Hi Gary,
Op 21 sep 2010, om 12:53 heeft Gary het volgende geschreven:
> I should say, I'm not married to this syntax. If something else is
> easier to process then as long as it is readable as a "for" construct
> I'm not fussed.
It looks like you are tempted to use M4 to implement a compiler of sorts. While
M4 is theoretically powerful enough to do so, experience has shown me that it
hurts in the long run. Actually I am involved a project which more-or-less does
what you are doing (the syntax to solve your problem could be "for(i, 1, 12)"

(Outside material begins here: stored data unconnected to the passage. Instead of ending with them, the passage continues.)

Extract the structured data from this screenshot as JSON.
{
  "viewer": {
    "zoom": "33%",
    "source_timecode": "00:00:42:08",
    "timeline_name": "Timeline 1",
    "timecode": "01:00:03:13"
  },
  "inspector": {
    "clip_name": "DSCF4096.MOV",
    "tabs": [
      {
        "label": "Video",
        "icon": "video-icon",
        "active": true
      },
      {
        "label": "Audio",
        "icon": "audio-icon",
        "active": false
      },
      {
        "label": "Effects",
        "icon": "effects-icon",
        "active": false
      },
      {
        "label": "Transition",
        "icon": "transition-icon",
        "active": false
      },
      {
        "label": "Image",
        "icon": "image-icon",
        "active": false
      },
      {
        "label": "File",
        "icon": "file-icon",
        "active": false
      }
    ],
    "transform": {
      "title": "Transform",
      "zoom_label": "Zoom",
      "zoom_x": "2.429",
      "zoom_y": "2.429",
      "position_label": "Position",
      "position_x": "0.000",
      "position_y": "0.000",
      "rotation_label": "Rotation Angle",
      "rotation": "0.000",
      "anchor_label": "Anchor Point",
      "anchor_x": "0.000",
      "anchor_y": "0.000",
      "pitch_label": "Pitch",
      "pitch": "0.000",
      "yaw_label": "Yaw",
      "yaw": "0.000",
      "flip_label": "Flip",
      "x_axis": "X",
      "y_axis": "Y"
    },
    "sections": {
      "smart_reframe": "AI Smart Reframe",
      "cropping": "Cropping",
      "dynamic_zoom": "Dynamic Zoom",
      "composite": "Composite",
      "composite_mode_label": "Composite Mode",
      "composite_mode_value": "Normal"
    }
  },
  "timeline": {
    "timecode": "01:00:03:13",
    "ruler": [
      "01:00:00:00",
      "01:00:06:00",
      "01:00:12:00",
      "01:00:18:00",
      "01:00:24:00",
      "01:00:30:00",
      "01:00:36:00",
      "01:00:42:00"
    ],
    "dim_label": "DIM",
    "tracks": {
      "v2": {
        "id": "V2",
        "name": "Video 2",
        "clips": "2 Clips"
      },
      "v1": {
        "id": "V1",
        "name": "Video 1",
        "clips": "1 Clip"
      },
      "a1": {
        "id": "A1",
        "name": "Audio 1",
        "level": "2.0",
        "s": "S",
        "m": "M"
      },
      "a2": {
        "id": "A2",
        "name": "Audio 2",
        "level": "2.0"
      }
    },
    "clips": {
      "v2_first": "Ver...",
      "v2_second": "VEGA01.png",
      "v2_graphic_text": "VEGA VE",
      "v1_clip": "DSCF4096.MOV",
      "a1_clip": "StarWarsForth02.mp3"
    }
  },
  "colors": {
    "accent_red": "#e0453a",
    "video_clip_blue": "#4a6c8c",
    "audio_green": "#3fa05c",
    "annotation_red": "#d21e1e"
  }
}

instead of "for i = 1 to 12" like in C), but: after you have solved your syntax
issue your development will become painful for two reasons:
1) as your substitution rules become more and more complex (you *will* want to
add more and more features to your toy language), they will become gradually
less maintainable
2) there are transformations that are non-trivial to perform with M4; say for
example you want to define a syntax like:
PREFIX(f, g, h) code... SUFFIX
and you want this to expand to:
f(code...) g(code...) h(code...)
or anything of the kind where the same piece of input code is processed
multiple times in different ways, your M4 code will quickly become unreadable.
Why not slapping a proper parser in your favorite functional language (Python,
Haskell, whatever) and then celebrate the joys of high-level program
transformation? You can ping me offline if you want some pointers about this.